Most of the photographs I took along the way don't really make things any clearer, so here's the blouse front piece, and an explanation of the first few steps of the construction instead.

Piece for blouse front, sleeve and scarf

The centre front/scarf section is reinforced with a scrap of silk organza. To my mind the instructions for this are a bit sketchy, so I was relieved that it was a technique I used previously, on the sleeve gussets of the Vegas Night dress.

The 'shoulder seam' is actually a dart.

The pattern information describes the sleeves as 'kimono at front and raglan at back'. The back piece joins to the front along the top edge, and the back sections overlap each other.

There are a few tricky joins, and a lot of narrows hems sewn on bias edges. In the end I did the main seams by machine, but for anything complex went with what has become my mantra since starting the Historical Sew Fortnightly challenges: if in doubt, sew it by hand!

The scarf particularly intrigued me, so here it is, step by step.

On the right scarf, turn in the lower edge by 1.5cm / ⅝", baste and trim. Sew a narrow hem at the end.

Right scarf, showing organza reinforcement

On the left scarf, turn in the upper edge by 1.5cm / ⅝", baste and trim. Sew a narrow hem at the end.

Left scarf

Pin the unfinished edges together, right sides together, and stitch. Do not press the seam open. I did so initially, but then discovered that it did the finished look no favours whatsoever, so had to turn the finished scarf inside out to press the seam flat again.

Raw edges placed together

Slipstitch the basted edges together, wrong sides together.

Ready to slipstitch the basted edges, wrong side

The end result should be a twisted fabric tube.

The completed scarf, right side

The ties are attached to the ends of the back pieces. Because I had shortened the pattern along the alteration mark at the bottom of the front and back pieces, the tie was much wider than the piece it was to be sewn to, so I had to pleat it slightly. There is a fabric bound buttonhole near the side seam in the left back piece, through which the right tie passes.

So here is the completed blouse.

Front view

Side view

Close-up of shoulder, showing dart, back seam and scarf

Back view

What the flash photography doesn't show is that the fabric is thinner than I had realised, and so the blouse will need something underneath to keep it decent. The perfect excuse to make a 1930s camisole! And the 'Bodice' challenge is coming up!

Another problem is that I made my usual adjustment to a Vogue pattern, shortening it by 5cm / 2". However what I hadn't taken into account is that there is no skirt to add weight and pull the waistline down a bit. If I make this again, I will make it slightly longer.

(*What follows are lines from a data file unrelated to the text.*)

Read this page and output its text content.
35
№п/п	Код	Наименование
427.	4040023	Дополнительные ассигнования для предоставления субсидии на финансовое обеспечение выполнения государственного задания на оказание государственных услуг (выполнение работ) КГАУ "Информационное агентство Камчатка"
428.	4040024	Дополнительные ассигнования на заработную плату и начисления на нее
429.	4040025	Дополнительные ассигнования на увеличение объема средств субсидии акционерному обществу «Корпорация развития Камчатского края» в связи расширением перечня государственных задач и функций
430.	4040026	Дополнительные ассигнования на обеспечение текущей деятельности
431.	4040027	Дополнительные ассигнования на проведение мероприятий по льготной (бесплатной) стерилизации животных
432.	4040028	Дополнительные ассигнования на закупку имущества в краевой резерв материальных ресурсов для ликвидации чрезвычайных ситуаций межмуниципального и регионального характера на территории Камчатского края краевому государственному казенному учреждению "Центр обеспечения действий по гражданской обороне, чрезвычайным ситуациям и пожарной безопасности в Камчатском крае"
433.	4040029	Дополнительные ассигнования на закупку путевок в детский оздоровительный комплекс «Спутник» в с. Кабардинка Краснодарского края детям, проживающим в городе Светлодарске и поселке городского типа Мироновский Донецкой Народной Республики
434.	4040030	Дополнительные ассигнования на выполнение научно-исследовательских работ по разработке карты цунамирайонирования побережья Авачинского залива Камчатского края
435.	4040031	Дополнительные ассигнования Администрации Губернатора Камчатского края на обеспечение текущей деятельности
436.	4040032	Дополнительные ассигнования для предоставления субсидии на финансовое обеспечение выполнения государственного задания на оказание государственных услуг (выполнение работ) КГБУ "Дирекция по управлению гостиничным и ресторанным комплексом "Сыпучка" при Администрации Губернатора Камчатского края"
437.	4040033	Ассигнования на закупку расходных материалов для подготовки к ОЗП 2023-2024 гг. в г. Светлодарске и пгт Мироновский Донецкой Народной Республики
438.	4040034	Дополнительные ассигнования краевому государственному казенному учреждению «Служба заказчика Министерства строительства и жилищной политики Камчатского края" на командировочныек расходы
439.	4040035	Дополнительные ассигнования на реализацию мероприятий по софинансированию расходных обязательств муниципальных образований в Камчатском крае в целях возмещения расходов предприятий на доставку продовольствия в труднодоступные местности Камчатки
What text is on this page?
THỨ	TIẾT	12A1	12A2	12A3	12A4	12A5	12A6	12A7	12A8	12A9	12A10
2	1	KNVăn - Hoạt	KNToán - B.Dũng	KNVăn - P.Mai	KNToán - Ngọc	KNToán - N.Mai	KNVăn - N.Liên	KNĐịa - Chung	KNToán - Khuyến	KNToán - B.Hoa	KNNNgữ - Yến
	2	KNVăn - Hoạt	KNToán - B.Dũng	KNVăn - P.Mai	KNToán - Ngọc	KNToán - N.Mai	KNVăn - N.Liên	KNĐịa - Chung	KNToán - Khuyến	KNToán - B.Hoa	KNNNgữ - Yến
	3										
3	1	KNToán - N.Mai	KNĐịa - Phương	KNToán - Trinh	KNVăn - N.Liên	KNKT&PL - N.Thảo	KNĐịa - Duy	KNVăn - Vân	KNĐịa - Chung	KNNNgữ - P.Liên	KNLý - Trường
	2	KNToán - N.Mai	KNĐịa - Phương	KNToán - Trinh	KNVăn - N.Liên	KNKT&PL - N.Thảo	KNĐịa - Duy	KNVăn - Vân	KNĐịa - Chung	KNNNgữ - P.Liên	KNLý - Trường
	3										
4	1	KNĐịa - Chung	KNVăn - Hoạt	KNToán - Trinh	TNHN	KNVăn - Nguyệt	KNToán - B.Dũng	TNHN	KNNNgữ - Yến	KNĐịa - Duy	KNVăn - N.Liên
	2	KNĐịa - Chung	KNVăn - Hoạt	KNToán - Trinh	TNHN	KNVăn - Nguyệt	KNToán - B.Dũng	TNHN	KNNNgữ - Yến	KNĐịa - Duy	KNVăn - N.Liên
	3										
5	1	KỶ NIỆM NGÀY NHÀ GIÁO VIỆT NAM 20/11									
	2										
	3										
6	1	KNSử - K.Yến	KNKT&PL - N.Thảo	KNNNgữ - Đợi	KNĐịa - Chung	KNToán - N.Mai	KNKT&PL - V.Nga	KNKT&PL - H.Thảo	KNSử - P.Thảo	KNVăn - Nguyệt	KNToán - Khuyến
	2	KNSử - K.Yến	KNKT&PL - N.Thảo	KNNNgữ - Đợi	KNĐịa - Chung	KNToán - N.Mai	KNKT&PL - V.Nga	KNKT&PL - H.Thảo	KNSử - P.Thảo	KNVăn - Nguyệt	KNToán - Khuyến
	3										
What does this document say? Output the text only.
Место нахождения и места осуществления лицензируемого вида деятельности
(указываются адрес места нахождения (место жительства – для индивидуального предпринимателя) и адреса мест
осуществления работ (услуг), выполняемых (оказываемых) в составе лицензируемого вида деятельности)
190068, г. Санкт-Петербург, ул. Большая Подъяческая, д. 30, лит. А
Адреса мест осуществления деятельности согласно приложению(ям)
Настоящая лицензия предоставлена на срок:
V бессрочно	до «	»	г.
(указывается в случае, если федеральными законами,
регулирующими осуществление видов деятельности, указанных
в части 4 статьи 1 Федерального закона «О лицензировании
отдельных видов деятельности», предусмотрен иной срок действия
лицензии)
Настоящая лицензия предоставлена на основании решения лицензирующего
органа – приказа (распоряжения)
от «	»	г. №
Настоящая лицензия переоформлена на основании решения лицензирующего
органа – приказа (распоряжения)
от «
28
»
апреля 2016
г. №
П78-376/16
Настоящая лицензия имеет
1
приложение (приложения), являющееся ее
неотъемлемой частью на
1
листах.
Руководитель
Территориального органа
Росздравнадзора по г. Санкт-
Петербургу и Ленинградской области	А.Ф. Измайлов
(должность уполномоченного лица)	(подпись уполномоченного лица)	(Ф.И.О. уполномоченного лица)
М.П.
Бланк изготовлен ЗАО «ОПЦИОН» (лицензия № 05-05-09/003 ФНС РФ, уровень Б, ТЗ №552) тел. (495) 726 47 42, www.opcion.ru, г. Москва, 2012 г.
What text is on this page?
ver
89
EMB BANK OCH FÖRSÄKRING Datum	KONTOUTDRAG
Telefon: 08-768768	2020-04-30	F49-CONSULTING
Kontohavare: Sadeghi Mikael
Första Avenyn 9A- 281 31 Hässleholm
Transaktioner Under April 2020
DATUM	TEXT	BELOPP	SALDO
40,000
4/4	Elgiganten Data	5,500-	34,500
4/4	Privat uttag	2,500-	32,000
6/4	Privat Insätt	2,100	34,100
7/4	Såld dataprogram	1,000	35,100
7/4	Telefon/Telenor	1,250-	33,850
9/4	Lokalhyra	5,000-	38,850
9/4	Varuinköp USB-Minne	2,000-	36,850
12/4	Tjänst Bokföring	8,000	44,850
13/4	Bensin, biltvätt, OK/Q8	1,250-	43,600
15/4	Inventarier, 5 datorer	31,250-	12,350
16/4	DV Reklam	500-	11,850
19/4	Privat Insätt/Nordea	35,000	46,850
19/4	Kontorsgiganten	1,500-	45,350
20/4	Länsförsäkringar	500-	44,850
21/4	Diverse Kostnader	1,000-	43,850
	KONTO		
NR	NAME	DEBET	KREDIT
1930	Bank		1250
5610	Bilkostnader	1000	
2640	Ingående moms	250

On the plus side, I took the Dreamstress' advice about reissued vintage patterns, and made it up a size smaller than I would usually use. Apart from the length, the result is a perfect fit. Thanks Leimomi!

The small print:
The Challenge: Pink.
Fabric: Washed satin fabric of unknown but man-made composition (my local fabric shop isn't too good on labelling!)
Pattern: Vintage Vogue 2859.
Year: 1935
Notions: Thread
How historically accurate is it? The pattern is a re-issue of a Vogue 1930s design, construction is accurate for the period, and synthetic fabric was a possibility by that date, so about 80%.
Hours to complete: About 10 (way too much of which was spent trying to decipher the instructions).
First worn: Not yet. However I will have to wear it outdoors, and take pictures, so I can post some accurate images of the colour.
Total cost: Fabric £3.89, thread £1.60, pattern from stash, so £5.49.


  1. What a gorgeous blouse! I love the color and the overall design! You did a marvelous job on this! I can't wait to see pictures of you wearing it!

    1. Thank you Gina. I've been busy this weekend attending a Middle Eastern dance festival (and buying fabric in the souk for a future challenge - one which I wasn't originally planning to do!), but hopefully I'll get some pictures taken soon.